Luke Ford has a brief post on a fundraising letter signed by Chabad's titular head Rabbi Yehuda Krinsky. The letter refers to the Rebbe – who passed away in 1994 – as if he were still alive:
“As a fund which holds deep, personal significance to the Rebbe, the participation in its efforts is indeed a privilege and a priority for each of us.”
This sentence, which explicitly refers to the deceased Rebbe in the present tense as though he were still alive (i.e., “holds” not held), is underlined in the original letter.
Think this strange? Chabad, based on extreme interpretations of some kabbalistic theology, holds that tzaddikim are "more alive" after their passing than while "clothed" in a physical body. It's a very short jump from there to saying the Rebbe's relationship to hasidim and the world is unchanged by his passing, and that, therefore, our relationship to the Rebbe should be unchanged. As I noted last week, this is in fact what now passes for "normative" Chabad theology.

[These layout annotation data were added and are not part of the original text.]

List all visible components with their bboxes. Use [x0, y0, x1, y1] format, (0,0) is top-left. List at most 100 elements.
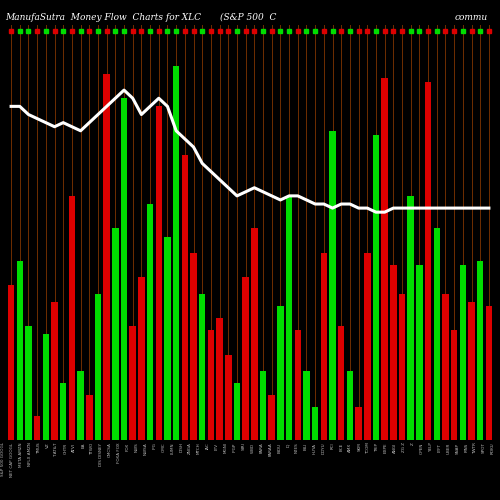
Bar: [225, 354, 232, 440]
Text: (S&P 500  C: (S&P 500 C: [220, 12, 276, 22]
Bar: [8, 286, 14, 440]
Text: TRIP: TRIP: [375, 442, 379, 452]
Bar: [460, 265, 466, 440]
Bar: [390, 265, 396, 440]
Text: Z: Z: [411, 442, 415, 445]
Bar: [399, 294, 406, 440]
Text: MGNI: MGNI: [224, 442, 228, 454]
Bar: [260, 371, 266, 440]
Text: IQ: IQ: [286, 442, 290, 447]
Bar: [234, 383, 240, 440]
Bar: [425, 82, 432, 440]
Bar: [364, 253, 370, 440]
Bar: [346, 371, 353, 440]
Text: CMCSA: CMCSA: [108, 442, 112, 458]
Text: SIRI: SIRI: [242, 442, 246, 450]
Bar: [68, 196, 75, 440]
Text: SKM: SKM: [358, 442, 362, 451]
Text: DOYU: DOYU: [322, 442, 326, 454]
Bar: [60, 383, 66, 440]
Bar: [216, 318, 223, 440]
Bar: [434, 228, 440, 440]
Text: S&P 500 GOOGL: S&P 500 GOOGL: [1, 442, 5, 476]
Text: BCE: BCE: [340, 442, 344, 451]
Bar: [86, 395, 92, 440]
Text: CHTR: CHTR: [64, 442, 68, 454]
Bar: [408, 196, 414, 440]
Bar: [138, 278, 144, 440]
Text: BIDU: BIDU: [277, 442, 281, 452]
Text: WBD: WBD: [250, 442, 254, 452]
Bar: [208, 330, 214, 440]
Text: LYV: LYV: [215, 442, 219, 450]
Text: FOX: FOX: [126, 442, 130, 451]
Text: TTWO: TTWO: [90, 442, 94, 455]
Bar: [303, 371, 310, 440]
Text: EXPE: EXPE: [384, 442, 388, 453]
Text: TCOM: TCOM: [366, 442, 370, 454]
Bar: [294, 330, 301, 440]
Text: IAC: IAC: [206, 442, 210, 449]
Bar: [251, 228, 258, 440]
Bar: [182, 155, 188, 440]
Text: ATVI: ATVI: [72, 442, 76, 452]
Text: NET CAP GOOGL: NET CAP GOOGL: [10, 442, 14, 476]
Text: ROKU: ROKU: [491, 442, 495, 454]
Text: MTCH: MTCH: [197, 442, 201, 454]
Bar: [372, 135, 379, 440]
Bar: [34, 416, 40, 440]
Bar: [382, 78, 388, 440]
Text: NWS: NWS: [134, 442, 138, 452]
Bar: [338, 326, 344, 440]
Bar: [468, 302, 475, 440]
Bar: [330, 131, 336, 440]
Text: UBER: UBER: [446, 442, 450, 454]
Text: BILI: BILI: [304, 442, 308, 450]
Text: ANGI: ANGI: [393, 442, 397, 453]
Text: TWTR: TWTR: [473, 442, 477, 454]
Bar: [416, 265, 422, 440]
Bar: [42, 334, 49, 440]
Text: OPEN: OPEN: [420, 442, 424, 454]
Text: DIS DISNEY: DIS DISNEY: [99, 442, 103, 466]
Bar: [104, 74, 110, 440]
Bar: [173, 66, 180, 440]
Text: ZNGA: ZNGA: [188, 442, 192, 454]
Bar: [112, 228, 118, 440]
Text: VZ: VZ: [46, 442, 50, 448]
Text: YELP: YELP: [428, 442, 432, 452]
Text: AMX: AMX: [348, 442, 352, 452]
Text: T AT&T: T AT&T: [54, 442, 58, 457]
Bar: [199, 294, 205, 440]
Text: IPG: IPG: [152, 442, 156, 450]
Text: NFLX AMZN: NFLX AMZN: [28, 442, 32, 466]
Text: ZG Z: ZG Z: [402, 442, 406, 452]
Text: META AMZN: META AMZN: [19, 442, 23, 467]
Text: TMUS: TMUS: [36, 442, 40, 454]
Text: NWSA: NWSA: [144, 442, 148, 455]
Text: HUYA: HUYA: [313, 442, 317, 454]
Bar: [164, 236, 170, 440]
Bar: [477, 261, 484, 440]
Bar: [356, 408, 362, 440]
Bar: [156, 106, 162, 440]
Bar: [147, 204, 154, 440]
Text: NTES: NTES: [295, 442, 299, 453]
Text: RCI: RCI: [330, 442, 334, 449]
Bar: [16, 261, 23, 440]
Text: ManufaSutra  Money Flow  Charts for XLC: ManufaSutra Money Flow Charts for XLC: [5, 12, 201, 22]
Bar: [312, 408, 318, 440]
Text: EA: EA: [81, 442, 85, 448]
Text: commu: commu: [455, 12, 488, 22]
Text: SNAP: SNAP: [456, 442, 460, 454]
Bar: [277, 306, 283, 440]
Text: PINS: PINS: [464, 442, 468, 452]
Bar: [78, 371, 84, 440]
Text: PARA: PARA: [260, 442, 264, 453]
Bar: [486, 306, 492, 440]
Bar: [25, 326, 32, 440]
Bar: [442, 294, 448, 440]
Bar: [451, 330, 458, 440]
Bar: [320, 253, 327, 440]
Bar: [268, 395, 275, 440]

The Rebbe himself said things like this (and worse than this) about his father-in-law, the previous rebbe, after his passing in 1950. It was, in part, these extreme and bizarre statements that propelled Menachem Mendel Schneerson into leadership and rebbe status. In other words, to quote an old Yiddish proverb, the fish stinks from its head – the problems with today's Chabad can be traced directly to Menachem Mendel Schneerson's behavior in 1950 and 1951.